Pan – Viaggio sull’Isola che non c’è

Pan

Siccome avevo letto sul giornale un’intervista di Wolverine, cioè intendevo Hug Jackman, su questo film, quando mi è capitata l’occasione di vederlo non ho saputo resistere. Diceva che era una storia che parlava di chi non vuole crescere, ma a parte che “get older” qua ha tutto un altro significato, l’argomento viene accennato a malapena.
Avrei fatto meglio a guardarmi una puntata del Dottor Who.

Ma cosa avranno mai fatto di male per indurre una tale reazione?

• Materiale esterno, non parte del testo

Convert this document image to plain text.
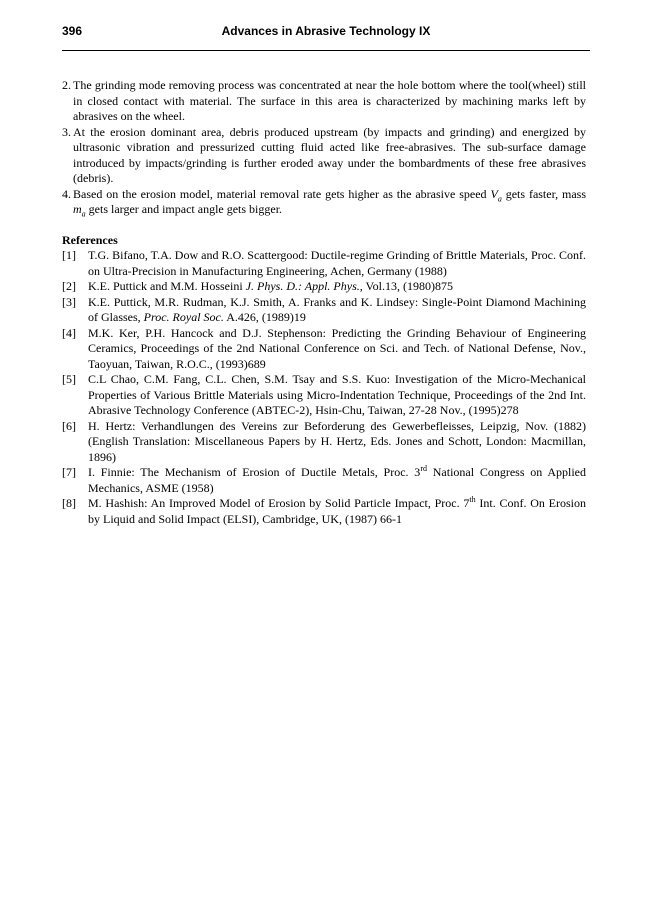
396	Advances in Abrasive Technology IX
2. The grinding mode removing process was concentrated at near the hole bottom where the tool(wheel) still in closed contact with material. The surface in this area is characterized by machining marks left by abrasives on the wheel.
3. At the erosion dominant area, debris produced upstream (by impacts and grinding) and energized by ultrasonic vibration and pressurized cutting fluid acted like free-abrasives. The sub-surface damage introduced by impacts/grinding is further eroded away under the bombardments of these free abrasives (debris).
4. Based on the erosion model, material removal rate gets higher as the abrasive speed $V_a$ gets faster, mass $m_a$ gets larger and impact angle gets bigger.
References
[1] T.G. Bifano, T.A. Dow and R.O. Scattergood: Ductile-regime Grinding of Brittle Materials, Proc. Conf. on Ultra-Precision in Manufacturing Engineering, Achen, Germany (1988)
[2] K.E. Puttick and M.M. Hosseini J. Phys. D.: Appl. Phys., Vol.13, (1980)875
[3] K.E. Puttick, M.R. Rudman, K.J. Smith, A. Franks and K. Lindsey: Single-Point Diamond Machining of Glasses, Proc. Royal Soc. A.426, (1989)19
[4] M.K. Ker, P.H. Hancock and D.J. Stephenson: Predicting the Grinding Behaviour of Engineering Ceramics, Proceedings of the 2nd National Conference on Sci. and Tech. of National Defense, Nov., Taoyuan, Taiwan, R.O.C., (1993)689
[5] C.L Chao, C.M. Fang, C.L. Chen, S.M. Tsay and S.S. Kuo: Investigation of the Micro-Mechanical Properties of Various Brittle Materials using Micro-Indentation Technique, Proceedings of the 2nd Int. Abrasive Technology Conference (ABTEC-2), Hsin-Chu, Taiwan, 27-28 Nov., (1995)278
[6] H. Hertz: Verhandlungen des Vereins zur Beforderung des Gewerbefleisses, Leipzig, Nov. (1882) (English Translation: Miscellaneous Papers by H. Hertz, Eds. Jones and Schott, London: Macmillan, 1896)
[7] I. Finnie: The Mechanism of Erosion of Ductile Metals, Proc. 3rd National Congress on Applied Mechanics, ASME (1958)
[8] M. Hashish: An Improved Model of Erosion by Solid Particle Impact, Proc. 7th Int. Conf. On Erosion by Liquid and Solid Impact (ELSI), Cambridge, UK, (1987) 66-1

1) La storia è del tutto stravolta. Parla delle origini di Peter Pan ma non c’entra nulla su quello che potrete mai trovare nei primi capitoli del libro scritto da Barrie. E ok, tanto nessun film rispetta mai quello che dice il libro.
2) Il cattivo, Barbanera, interpretato appunto da un irriconoscibile Hug Jackman ha una personalità non meglio definita. Ovvero, per un istante si capisce perché fa tutto il casino che fa, ma approfondimento psicologico zero. E dire che ci saremmo accontentati del classico monologo-spiegone, mica c’era bisogno di chissà che.
3) Troviamo Uncino tra i buoni (che poi, o me lo chiami Giacomo Uncino o me lo chiami James Hook, ‘sto James Uncino mescolato a me non è piaciuto per niente), e dato che si tratta delle origini di Peter Pan tutti ma proprio tutti si aspettavano di vedere il perché Uncino voglia poi far fuori il caro Peter. E rimarrete delusi fino all’ultimo. Lo scambio finale è tragicomico. Peter: “Resteremo amici per sempre, vero Uncino?” Uncino: “Certo, che cosa può andare storto?”. Hai presente tutti quei coccodrilloni?

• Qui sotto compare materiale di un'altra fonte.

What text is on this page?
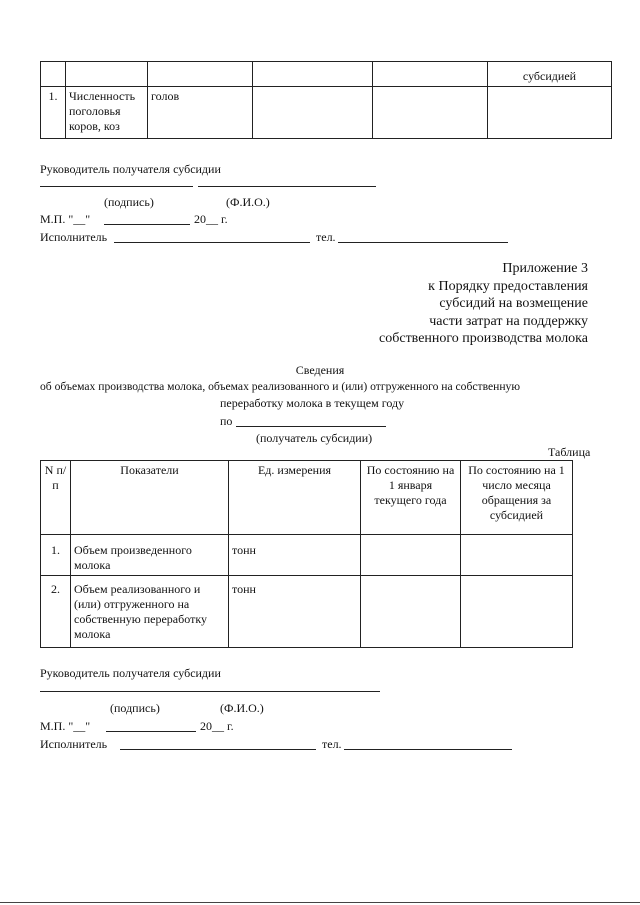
					субсидией
1.	Численность поголовья коров, коз	голов			
Руководитель получателя субсидии
(подпись)	(Ф.И.О.)
М.П. "__"	20__ г.
Исполнитель	тел.
Приложение 3
к Порядку предоставления
субсидий на возмещение
части затрат на поддержку
собственного производства молока
Сведения
об объемах производства молока, объемах реализованного и (или) отгруженного на собственную
переработку молока в текущем году
по
(получатель субсидии)
Таблица
N п/п	Показатели	Ед. измерения	По состоянию на 1 января текущего года	По состоянию на 1 число месяца обращения за субсидией
1.	Объем произведенного молока	тонн		
2.	Объем реализованного и (или) отгруженного на собственную переработку молока	тонн		
Руководитель получателя субсидии
(подпись)	(Ф.И.О.)
М.П. "__"	20__ г.
Исполнитель	тел.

Ma vabbè, a parte questo la morale della storia è che la storia secondo me è stata raccontata nel peggiore dei modi possibili, con Peter attesa come una specie di Messia ma che di fatto non fa un bel niente se non la parte del cheerleader. E come le fate potevano cavarsela da sole, noi potevamo benissimo guardare qualcosa d’altro.